We've recently been on holiday and a neighbour was feeding our cats, i have brother and sister only 3years old. She is very outgoing tortie, and he is a very timid black cat if we have guests over he goes out etc. he has not returned home although we've been shouting him, the tortie sidter doesnt seem to be fretting at all shes eating sleeping comin ans going as normal. Could he still be around the area? Has anyone experienced this before?


----------



## welshjet (Mar 31, 2011)

Hi, sorry to read your post, hope you find him soon.

Have you read the sticky in cat chat

http://www.petforums.co.uk/cat-chat/141450-what-do-when-you-lose-cat.html

Pop your post in cat chat as well, if you say roughly what area your in, there may be members also from that area that could keep a look out for you

Clare x


----------



## SidBMartin (Sep 25, 2012)

A cat is very excellent in finding way back to its home.
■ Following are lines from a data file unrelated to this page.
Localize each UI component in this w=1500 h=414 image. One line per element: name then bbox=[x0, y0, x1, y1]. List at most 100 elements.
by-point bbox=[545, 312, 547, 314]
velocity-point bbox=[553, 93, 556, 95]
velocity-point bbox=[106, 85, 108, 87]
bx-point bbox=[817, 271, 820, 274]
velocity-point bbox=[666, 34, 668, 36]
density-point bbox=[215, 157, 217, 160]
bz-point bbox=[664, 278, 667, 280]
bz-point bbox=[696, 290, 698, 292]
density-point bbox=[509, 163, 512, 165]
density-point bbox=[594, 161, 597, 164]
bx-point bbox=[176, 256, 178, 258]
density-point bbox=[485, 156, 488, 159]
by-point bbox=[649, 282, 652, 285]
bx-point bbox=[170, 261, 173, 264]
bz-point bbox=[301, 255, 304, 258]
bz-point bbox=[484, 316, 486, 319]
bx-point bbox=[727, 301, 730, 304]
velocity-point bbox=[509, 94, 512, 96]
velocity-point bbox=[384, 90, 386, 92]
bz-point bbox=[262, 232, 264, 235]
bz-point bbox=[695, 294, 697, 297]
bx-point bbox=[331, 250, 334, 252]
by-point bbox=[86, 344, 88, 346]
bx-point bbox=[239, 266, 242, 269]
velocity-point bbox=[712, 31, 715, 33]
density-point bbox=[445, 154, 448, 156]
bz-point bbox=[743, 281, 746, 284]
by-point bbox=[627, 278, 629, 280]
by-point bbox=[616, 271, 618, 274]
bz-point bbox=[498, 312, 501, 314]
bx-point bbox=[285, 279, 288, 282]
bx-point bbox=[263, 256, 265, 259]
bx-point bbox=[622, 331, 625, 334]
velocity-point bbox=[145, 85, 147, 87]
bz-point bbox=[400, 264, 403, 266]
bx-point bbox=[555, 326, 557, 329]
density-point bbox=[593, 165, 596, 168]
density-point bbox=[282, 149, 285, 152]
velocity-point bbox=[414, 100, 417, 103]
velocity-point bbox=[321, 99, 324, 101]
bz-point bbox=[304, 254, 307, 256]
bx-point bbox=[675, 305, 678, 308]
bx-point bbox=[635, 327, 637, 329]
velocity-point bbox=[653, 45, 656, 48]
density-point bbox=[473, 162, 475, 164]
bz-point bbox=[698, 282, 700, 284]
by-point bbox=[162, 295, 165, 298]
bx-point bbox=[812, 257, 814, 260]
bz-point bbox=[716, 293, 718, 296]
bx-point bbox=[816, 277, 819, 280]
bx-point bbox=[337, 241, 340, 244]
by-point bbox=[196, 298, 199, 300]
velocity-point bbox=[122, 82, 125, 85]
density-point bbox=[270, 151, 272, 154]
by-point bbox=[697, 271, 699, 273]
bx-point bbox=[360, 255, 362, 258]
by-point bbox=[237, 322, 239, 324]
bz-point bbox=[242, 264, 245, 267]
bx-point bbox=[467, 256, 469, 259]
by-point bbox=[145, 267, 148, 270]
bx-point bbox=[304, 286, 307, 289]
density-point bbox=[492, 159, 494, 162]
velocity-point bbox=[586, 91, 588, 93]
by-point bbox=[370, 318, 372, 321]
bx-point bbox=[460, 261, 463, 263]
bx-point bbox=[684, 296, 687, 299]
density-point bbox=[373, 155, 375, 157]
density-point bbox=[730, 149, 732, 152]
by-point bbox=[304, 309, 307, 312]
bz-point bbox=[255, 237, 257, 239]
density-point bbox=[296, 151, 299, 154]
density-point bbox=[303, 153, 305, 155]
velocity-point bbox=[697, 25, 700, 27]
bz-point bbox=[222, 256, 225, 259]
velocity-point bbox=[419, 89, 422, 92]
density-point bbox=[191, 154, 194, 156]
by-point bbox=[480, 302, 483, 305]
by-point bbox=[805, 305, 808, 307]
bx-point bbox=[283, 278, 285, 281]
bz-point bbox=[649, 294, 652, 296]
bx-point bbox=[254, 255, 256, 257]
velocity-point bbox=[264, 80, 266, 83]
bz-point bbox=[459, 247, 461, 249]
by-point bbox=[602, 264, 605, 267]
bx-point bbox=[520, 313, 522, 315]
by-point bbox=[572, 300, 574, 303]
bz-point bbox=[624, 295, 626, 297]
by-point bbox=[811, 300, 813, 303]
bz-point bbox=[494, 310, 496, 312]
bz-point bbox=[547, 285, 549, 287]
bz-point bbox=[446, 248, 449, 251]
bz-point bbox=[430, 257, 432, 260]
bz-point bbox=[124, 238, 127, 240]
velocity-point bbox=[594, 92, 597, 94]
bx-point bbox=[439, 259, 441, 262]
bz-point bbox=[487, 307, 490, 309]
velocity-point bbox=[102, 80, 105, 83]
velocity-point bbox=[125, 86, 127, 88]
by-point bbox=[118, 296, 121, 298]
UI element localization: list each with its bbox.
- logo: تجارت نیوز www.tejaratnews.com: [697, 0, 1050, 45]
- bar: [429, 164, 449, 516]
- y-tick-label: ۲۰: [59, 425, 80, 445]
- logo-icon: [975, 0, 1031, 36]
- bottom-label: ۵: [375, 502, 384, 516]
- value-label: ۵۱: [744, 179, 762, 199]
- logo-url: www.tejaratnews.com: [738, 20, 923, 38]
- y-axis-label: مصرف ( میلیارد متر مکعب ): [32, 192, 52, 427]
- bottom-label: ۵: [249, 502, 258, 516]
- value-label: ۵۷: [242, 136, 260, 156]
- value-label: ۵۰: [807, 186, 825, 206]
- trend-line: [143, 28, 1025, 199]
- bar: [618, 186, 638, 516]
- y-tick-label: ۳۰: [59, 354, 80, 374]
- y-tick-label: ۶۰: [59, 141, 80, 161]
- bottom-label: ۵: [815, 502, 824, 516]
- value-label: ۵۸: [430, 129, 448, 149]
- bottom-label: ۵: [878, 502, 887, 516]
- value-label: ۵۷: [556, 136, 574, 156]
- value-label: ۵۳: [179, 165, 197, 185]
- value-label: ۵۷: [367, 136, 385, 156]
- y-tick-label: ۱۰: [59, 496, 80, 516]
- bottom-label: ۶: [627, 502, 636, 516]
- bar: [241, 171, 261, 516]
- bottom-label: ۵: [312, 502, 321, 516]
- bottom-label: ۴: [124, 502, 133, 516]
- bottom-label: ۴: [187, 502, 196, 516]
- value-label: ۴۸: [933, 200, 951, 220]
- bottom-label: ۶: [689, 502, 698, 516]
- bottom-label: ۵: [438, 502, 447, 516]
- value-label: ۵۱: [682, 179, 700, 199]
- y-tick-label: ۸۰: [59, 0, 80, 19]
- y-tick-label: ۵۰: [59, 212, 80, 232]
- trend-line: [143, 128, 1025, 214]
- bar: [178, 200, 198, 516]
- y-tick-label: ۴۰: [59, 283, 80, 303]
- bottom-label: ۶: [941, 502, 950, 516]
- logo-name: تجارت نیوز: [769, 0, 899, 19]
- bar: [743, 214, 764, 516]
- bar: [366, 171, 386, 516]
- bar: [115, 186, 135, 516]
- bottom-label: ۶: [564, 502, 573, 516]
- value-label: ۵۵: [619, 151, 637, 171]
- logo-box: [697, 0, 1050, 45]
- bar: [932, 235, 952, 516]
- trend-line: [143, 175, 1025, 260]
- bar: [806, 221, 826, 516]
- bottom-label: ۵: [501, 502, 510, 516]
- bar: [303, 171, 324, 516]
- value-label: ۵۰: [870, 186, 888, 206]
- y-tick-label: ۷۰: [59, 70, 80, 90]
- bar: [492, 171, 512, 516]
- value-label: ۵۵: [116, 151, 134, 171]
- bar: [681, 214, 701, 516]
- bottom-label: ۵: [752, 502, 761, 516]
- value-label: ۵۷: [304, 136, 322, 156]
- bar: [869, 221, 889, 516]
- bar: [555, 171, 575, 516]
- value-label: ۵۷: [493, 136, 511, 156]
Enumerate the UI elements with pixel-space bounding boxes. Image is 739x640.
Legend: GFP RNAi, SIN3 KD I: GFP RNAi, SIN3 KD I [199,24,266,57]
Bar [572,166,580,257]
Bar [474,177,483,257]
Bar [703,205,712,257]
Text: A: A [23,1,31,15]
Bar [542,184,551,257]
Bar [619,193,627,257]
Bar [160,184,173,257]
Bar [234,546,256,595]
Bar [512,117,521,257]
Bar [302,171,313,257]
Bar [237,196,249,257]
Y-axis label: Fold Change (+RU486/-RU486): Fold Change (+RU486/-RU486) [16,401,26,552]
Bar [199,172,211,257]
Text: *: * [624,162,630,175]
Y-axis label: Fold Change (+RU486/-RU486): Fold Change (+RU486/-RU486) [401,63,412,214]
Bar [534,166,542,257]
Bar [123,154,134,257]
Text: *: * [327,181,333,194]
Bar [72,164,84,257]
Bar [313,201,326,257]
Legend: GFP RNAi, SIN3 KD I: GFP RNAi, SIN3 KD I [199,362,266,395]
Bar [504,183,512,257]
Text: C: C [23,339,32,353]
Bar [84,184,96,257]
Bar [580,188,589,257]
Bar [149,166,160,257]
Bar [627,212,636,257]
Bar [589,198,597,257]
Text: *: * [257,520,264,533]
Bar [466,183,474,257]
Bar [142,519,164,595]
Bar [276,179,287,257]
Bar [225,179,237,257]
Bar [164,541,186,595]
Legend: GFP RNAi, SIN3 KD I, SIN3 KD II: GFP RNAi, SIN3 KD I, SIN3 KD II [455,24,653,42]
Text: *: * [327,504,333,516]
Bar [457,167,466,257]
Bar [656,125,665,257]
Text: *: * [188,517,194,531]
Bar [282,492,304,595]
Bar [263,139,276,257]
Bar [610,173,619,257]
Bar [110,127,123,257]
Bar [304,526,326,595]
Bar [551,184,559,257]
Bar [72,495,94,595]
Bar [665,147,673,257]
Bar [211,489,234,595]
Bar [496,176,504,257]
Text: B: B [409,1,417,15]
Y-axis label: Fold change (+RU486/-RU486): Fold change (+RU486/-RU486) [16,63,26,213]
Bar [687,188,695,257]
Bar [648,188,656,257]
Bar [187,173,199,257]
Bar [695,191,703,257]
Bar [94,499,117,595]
I think that sooner or later it will be back home if he want go back


----------



## Summersky (Aug 11, 2012)

I expect he is still in the area, and hasn't gone too far. he has probably found somewhere cosy to stay. 

Have you tried putting posters through all your neighbours doors, asking them to look out for him, and to get in touch if they have any information.

put a photo on the poster if you can.

Ask people to check their garages, sheds and outhouses, and do this quite quickly, in case he has sneaked in somewhere and got stuck.

Good luck


----------



## Calvine (Aug 20, 2012)

Gemma culliss said:


> We've recently been on holiday and a neighbour was feeding our cats, i have brother and sister only 3years old. She is very outgoing tortie, and he is a very timid black cat if we have guests over he goes out etc. he has not returned home although we've been shouting him, the tortie sidter doesnt seem to be fretting at all shes eating sleeping comin ans going as normal. Could he still be around the area? Has anyone experienced this before?


My friend has a cat who moves out every time the cat sitter moves in. She comes back when she's hungry, my guess is that he is still in the area, quite likely watching the house to double check that all is clear. That's what Susan (my friend's cat) does.


----------



## Gemma culliss (Sep 20, 2012)

Thank you for your posts!! Hes stil not returned will post some posters and grt my neughbours to check sheds etc, although my other cat is now seeming a little clingy


----------